Przedstawiciele Kaliskiego Stowarzyszenia Pomocy Dla Zwierząt Help Animals otrzymali zgłoszenie od świadków potrącenia psa. Poprosili, by sprawdzić, czy właściciel psa udzielił mu należytej pomocy. Nieduża sunia miała wybiec z posesji w Śliwnikach w gminie Nowe Skalmierzyce (powiat ostrowski) i wpaść pod samochód. – Sprawca nawet nie zatrzymał się, a świadkom nie udało się zapamiętać numerów rejestracyjnych.

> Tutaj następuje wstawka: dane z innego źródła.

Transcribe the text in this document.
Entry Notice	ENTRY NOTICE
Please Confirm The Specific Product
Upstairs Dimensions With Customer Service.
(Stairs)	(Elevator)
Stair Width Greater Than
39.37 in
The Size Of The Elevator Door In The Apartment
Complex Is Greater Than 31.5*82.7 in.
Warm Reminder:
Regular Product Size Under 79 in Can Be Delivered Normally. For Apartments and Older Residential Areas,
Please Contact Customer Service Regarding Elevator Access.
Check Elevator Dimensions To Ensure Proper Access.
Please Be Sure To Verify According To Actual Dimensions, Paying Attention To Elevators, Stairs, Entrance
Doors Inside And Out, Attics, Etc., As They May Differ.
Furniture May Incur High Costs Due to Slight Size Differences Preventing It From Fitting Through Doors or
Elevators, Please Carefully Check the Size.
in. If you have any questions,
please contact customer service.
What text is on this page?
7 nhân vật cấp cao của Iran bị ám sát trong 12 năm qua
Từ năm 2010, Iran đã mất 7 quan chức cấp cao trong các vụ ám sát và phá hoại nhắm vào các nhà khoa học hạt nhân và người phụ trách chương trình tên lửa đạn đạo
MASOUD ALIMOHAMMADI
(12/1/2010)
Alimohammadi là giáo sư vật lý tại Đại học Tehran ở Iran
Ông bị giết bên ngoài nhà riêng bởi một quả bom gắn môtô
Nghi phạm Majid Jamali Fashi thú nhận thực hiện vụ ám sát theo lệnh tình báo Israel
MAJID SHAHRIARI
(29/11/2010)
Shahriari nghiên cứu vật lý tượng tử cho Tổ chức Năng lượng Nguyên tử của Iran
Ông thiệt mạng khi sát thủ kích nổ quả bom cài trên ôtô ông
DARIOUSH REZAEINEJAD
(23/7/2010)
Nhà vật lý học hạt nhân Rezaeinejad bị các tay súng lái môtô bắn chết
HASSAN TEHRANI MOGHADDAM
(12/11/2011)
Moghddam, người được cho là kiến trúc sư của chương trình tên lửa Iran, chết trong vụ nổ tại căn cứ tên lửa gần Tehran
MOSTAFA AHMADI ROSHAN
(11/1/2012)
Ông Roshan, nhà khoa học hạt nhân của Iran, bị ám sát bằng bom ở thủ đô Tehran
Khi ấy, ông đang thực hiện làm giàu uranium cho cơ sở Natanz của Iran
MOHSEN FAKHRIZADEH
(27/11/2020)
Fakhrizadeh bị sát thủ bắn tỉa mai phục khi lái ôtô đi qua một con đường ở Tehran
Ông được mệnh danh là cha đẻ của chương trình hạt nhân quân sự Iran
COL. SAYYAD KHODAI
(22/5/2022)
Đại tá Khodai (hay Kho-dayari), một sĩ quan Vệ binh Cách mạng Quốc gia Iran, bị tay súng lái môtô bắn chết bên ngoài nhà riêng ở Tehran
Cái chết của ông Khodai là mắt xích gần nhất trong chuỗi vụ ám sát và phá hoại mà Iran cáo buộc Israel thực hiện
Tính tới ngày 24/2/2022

Udaliśmy się pod wskazany adres, gdzie poinformowano nas, że suczka „uciekła w pole”. Nie daliśmy wiary w te słowa. Podejrzewaliśmy, że suczka odeszła nie otrzymawszy pomocy – informują przedstawiciele stowarzyszenia w mediach społecznościowych.

Okazało się, że to nie najgorsze, co zobaczą. Na miejscu zastali koszmarny widok i zwierzęta, które były trzymane w dramatycznych warunkach. – Dwa psy w domu, one zasługiwały na godne warunki (w końcu jeden z psiaków to rasowy bernardnyn z papierami). Na zewnątrz, na bardzo krótkim łańcuchu znajdował się czarny piesek, w dwóch małych pseudokojcach znajdowało się łącznie 6 psów. Wszystkie psy w brudzie, w miskach rozmoczona kasza, o stanie bud nawet nie ma sensu pisać – czytamy.

Kilka dni później przedstawiciele stowarzyszenia otrzymali telefon od lekarza weterynarii z Ostrowa Wielkopolskiego, że poszukiwana sunia z wypadku trafiła do niego, tuż po ich wizycie. Suczka miała całkowicie zgruchotaną miednicę, która dosłownie ją unieruchomiła. Niestety, obrażenia były tak poważne, że podjęto decyzję o uśpieniu psa.

Kolejnego dnia przedstawiciele stowarzyszenia w obecności Powiatowego Lekarza Weterynarii z Ostrowa Wielkopolskiego oraz członków Stowarzyszenie Miłośników Zwierząt weszli na posesję. Okazało się, że oprócz psów, znajduje się tam również kucyk. – Ogierek w wieku około 17 lat zamknięty w ciemnej komórce bez dostępu światła, bez kontaktu z innymi zwierzętami. Kopyta w tragicznym stanie – od 2 lat nie widziały kowala, a właściciel nieumiejętnie sam chciał „coś” zrobić. To samo z weterynarzem – opisuje Help Animals.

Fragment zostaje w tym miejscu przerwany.